Two points, x(:,j, k) and x(:, 128-j, k), at any \(i\in \left[{i}_{1},{i}_{2}\right]\) are symmetric about the plane \(y=0\) at \(z=k\) for \(k=\mathrm{1,2},\dots ,200\) if \(\left|{L}_{j,k}-{L}_{130-j,k}\right|<0.001;\) otherwise, these two points are not symmetric about the plane y = 0.

Let \(m\left({d}_{i}\right)\) and \(n\left({d}_{i}\right)\) are the number of pairs of points that are symmetric and antisymmetric, respectively. The antisymmetric index is defined by

$$\alpha_i = \left( {\frac{n(d_i )}{{m(d_i ) + n(d_i )}}} \right).$$
(6.4)

For \(i\in \left[{i}_{1},{i}_{2}\right]\), the contour of Liutex magnitude in the YZ-plane is symmetric about the plane \(y=0\) if \({\alpha }_{i}<0.01.\) Otherwise, the contour of Liutex magnitude in the YZ-plane is antisymmetric about \(y=0\). So, the vortex structure is symmetric about \(y=0\) if \({\alpha }_{i}<1,\) \(\forall i\in \left[{i}_{1},{i}_{2}\right]\). Otherwise, the vortex structure is antisymmetric about \(y=0\).

From the above definition, if \({\alpha }_{i}\ge 1\), the vortex structure is antisymmetric. The higher the value of \({\alpha }_{i}\), the more antisymmetric the vortex structure is. If \({\alpha }_{i}<1\), symmetric vortex exists (Figs. 6.9 and 6.10).

Fig. 6.9
The diagram illustrates that in reconstructed data, the bottom part has crossed the antisymmetric index threshold at around X = 468.

YZ-slice of reconstructed flow by the first five POD modes at X = 470

Fig. 6.10
A graph of antisymmetric index versus X-axis, depicts an ascending trend. It depicts three plots for top, bottom, and middle.

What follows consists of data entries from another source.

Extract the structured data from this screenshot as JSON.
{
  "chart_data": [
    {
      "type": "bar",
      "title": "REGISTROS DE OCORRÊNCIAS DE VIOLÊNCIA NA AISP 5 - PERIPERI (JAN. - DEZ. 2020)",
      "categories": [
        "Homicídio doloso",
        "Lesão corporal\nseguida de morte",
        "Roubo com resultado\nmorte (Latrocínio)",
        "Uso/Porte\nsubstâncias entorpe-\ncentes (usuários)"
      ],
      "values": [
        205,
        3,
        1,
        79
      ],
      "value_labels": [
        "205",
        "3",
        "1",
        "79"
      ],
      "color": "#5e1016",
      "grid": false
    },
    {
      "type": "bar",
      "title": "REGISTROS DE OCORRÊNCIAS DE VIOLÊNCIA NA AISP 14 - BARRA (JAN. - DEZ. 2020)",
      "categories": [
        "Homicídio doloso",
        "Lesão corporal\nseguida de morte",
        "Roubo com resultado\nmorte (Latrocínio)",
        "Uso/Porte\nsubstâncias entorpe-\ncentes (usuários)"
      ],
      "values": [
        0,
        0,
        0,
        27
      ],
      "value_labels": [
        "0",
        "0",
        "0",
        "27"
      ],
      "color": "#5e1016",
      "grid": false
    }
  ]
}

The antisymmetric index of the top, bottom, and middle part of the reconstructed vortex structure by the first five POD modes

The figure is the YZ-slice contour of the reconstruction of the vortex structure by the first five modes at timestep t = 20.00 T, where T is the period of T-S wave.

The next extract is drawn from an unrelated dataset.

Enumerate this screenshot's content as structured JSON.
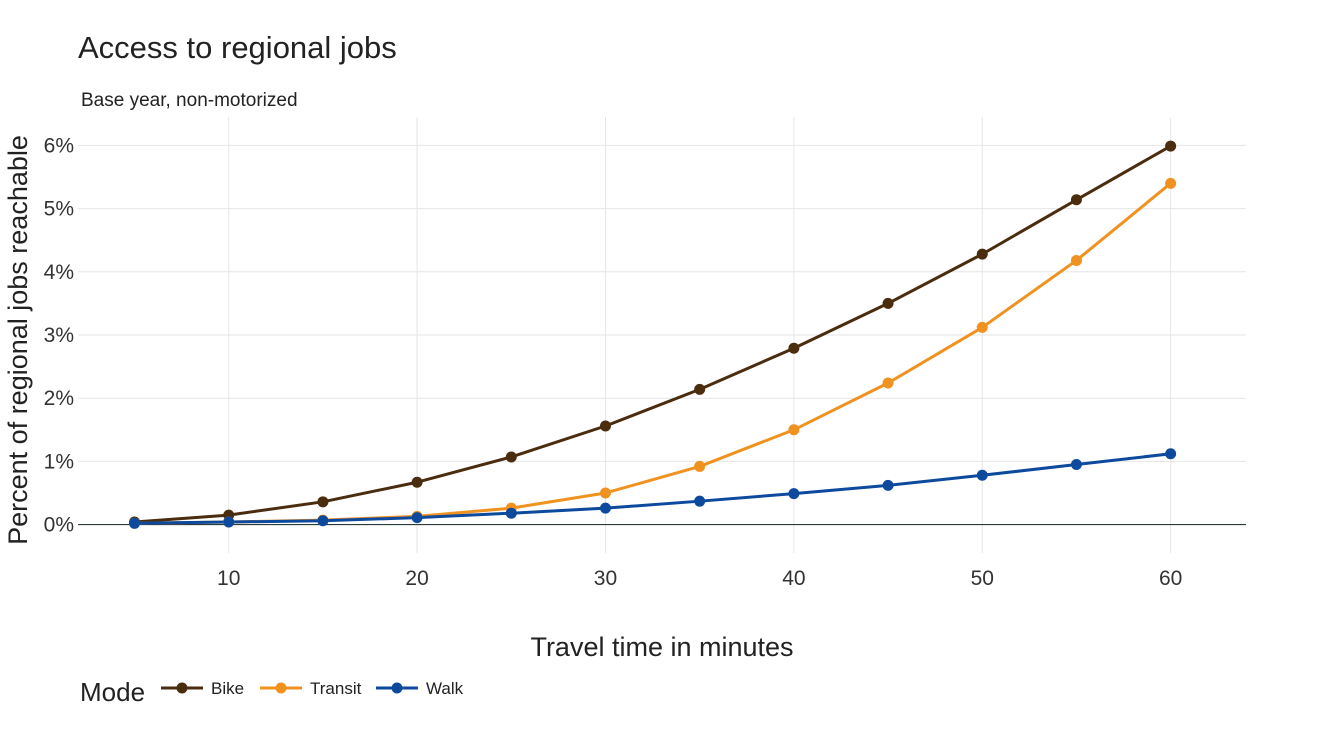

This figure shows that in reconstructed data, the bottom part has crossed the antisymmetric index threshold (i.e., 0.01) at around X = 468. Then the middle and top part crosses that limit at X = 470 and X = 475, respectively, indicating that the antisymmetric vortex structure starts from the middle, then spreads to the bottom, and then to the top of the boundary layer vortex structure in transitional flow.

6 Conclusion

POD can be used to reduce the dimension of the large data, keeping most of the features intact. This will reduce the cost and time of computation. So, this technique has been so effectively applied in the literature. From the POD analysis on losing symmetry of vortex structure in the boundary layer transition, we can conclude the followings:

  1. 1.

    Mode 1, known as the mean flow, has most of the rotational intensity of the flow. Leading modes have dominant rotational strength, while trailing modes contribute less to fluid rotation.

  2. 2.

    The first three/four modes have streamwise characteristic, but when we take higher modes, the spanwise characteristic of the flow becomes dominant.

  3. 3.

    The antisymmetry of the vortex structure starts from the middle of the boundary layer, and then the antisymmetric structure of the bottom part starts and spreads to the top level. In the late transition stage of the boundary layer, the vortex structure is entirely asymmetric.